Again the premise does not substantiate the claim. If we are genuinely motivated by altruism, we might consider how best to help people in the regions of greatest emigration. However, even a cursory analysis of migratory flows would reveal a very different picture than just a continuous stream of new immigrants to wealthy countries. As cheap labour flows into the country, chiefly to help big business, more and more well-to-do native Brits buy property abroad, so Spanish, Cypriot and Bulgarian coastal resorts are filling up with ex-pats as Poles and Lithuanians flock to London, leaving whole communities in Eastern Europe deprived of their younger population and acting effectively as a brain drain. As a result the economies of many Eastern European communities begin to depend on income earned abroad leading natives to abandon agriculture and seek employment with export-oriented businesses reliant on global trade, locking them into a global system dependent on cheap fuel and technology controlled by a handful of transnational corporations.

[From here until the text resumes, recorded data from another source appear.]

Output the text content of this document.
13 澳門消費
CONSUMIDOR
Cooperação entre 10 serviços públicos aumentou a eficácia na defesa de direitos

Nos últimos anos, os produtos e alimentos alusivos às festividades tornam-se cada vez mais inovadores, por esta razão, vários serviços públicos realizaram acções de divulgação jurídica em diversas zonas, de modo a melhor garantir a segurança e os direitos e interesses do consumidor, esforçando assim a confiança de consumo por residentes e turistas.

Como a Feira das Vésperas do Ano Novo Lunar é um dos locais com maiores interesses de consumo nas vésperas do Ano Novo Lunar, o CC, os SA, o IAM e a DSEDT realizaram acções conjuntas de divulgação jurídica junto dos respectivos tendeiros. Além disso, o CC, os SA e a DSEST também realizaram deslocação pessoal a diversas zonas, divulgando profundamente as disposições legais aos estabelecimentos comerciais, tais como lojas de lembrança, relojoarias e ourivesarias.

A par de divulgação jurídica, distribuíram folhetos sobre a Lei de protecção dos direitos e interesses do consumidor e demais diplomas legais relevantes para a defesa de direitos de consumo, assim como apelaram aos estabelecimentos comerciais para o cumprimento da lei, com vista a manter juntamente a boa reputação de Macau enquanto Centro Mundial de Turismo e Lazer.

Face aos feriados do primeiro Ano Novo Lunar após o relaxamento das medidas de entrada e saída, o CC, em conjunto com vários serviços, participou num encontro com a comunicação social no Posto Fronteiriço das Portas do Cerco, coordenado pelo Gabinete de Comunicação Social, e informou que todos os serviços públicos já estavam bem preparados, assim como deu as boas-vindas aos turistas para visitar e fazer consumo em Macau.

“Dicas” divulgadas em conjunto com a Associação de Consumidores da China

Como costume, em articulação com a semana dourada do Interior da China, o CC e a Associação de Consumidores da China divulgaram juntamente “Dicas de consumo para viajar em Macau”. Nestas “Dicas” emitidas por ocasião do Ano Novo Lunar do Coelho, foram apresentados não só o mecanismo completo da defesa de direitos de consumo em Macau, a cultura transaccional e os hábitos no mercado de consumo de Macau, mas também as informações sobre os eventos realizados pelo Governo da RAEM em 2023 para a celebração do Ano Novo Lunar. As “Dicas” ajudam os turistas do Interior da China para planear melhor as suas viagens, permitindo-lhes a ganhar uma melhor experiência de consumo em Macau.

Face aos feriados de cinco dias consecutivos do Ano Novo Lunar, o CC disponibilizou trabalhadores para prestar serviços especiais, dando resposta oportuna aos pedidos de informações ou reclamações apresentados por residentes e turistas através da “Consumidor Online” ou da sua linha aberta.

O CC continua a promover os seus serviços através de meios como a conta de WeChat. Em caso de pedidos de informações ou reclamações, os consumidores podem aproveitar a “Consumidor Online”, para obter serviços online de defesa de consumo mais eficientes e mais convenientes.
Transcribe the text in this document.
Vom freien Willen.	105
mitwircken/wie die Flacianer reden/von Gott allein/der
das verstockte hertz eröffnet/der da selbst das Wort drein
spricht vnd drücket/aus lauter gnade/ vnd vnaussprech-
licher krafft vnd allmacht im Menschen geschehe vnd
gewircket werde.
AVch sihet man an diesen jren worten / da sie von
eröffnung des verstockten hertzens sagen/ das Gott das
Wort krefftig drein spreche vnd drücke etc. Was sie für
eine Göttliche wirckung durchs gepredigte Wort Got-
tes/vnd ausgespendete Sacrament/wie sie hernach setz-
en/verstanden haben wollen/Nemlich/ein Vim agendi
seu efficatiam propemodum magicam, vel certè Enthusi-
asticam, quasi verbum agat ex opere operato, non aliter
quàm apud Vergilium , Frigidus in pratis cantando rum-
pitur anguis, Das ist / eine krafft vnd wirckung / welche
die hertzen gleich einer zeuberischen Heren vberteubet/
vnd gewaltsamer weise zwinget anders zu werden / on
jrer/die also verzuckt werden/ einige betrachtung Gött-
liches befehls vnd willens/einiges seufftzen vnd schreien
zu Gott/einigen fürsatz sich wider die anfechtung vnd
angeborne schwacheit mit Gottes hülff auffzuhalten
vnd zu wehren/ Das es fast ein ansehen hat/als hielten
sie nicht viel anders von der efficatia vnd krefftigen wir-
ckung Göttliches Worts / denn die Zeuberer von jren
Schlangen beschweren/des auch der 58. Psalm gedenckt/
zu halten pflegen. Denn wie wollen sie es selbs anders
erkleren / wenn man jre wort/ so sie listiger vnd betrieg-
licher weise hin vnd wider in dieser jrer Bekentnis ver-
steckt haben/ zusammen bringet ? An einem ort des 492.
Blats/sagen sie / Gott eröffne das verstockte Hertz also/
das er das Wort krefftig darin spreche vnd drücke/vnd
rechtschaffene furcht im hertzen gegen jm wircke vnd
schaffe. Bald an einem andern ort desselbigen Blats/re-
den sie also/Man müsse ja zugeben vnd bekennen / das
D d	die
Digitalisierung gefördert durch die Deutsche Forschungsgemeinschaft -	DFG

Rather than foster a climate of reciprocal respect and tolerance, these trends further disempower local communities and generate growing distrust towards outsiders. Ironically the ruling elites play a shrewd game of sewing the seeds of xenophobia by shipping cheap labour to regions with higher incomes and suppressing dissent within native working classes through the imposition of political correctness. Fifteen years ago in the grim years of Thatcher's rule, many unemployed blamed the government or big business for their plight, but fast forward to 2006 and many unemployed are persuaded they have a mental illness or lack key skills that many new migrants have.
In all fairness it is xenophobic to demand more than the average global living standard. So if the world can only support 650 millions personal motor vehicles, we'd better raise our person-to-car ratio to 10:1 rather than the current 2:1. If current technology and energy resources can only supply each global citizen with 1600 kg of oil per year (based on 2001 figures), then the UK should cut its 4000 kg per capita to 40% of its present level, indeed to reduce our dependence of fossil fuels we'd need even greater reductions, unless we seriously believe that all 6.5 billion global citizens can sustainably consume as much as Western Europeans do.
Revised statement: "The UK's high-consumption lifestyle is xenophobic because it affords us with a bigger slice of the global cake than our proportion of the global population warrants".
Now that begins to make sense. Of course one could state "The UK can support a much greater population because genetically modified food, nuclear energy and outsourcing of all industry to Mars will significantly boost our planet's carrying capacity" which would make sense if the rationale were scientifically feasible. Likewise one could assert that "2 + 2 = 5 if the value of the number two increments by one after the plus sign". It's the same fuzzy logic.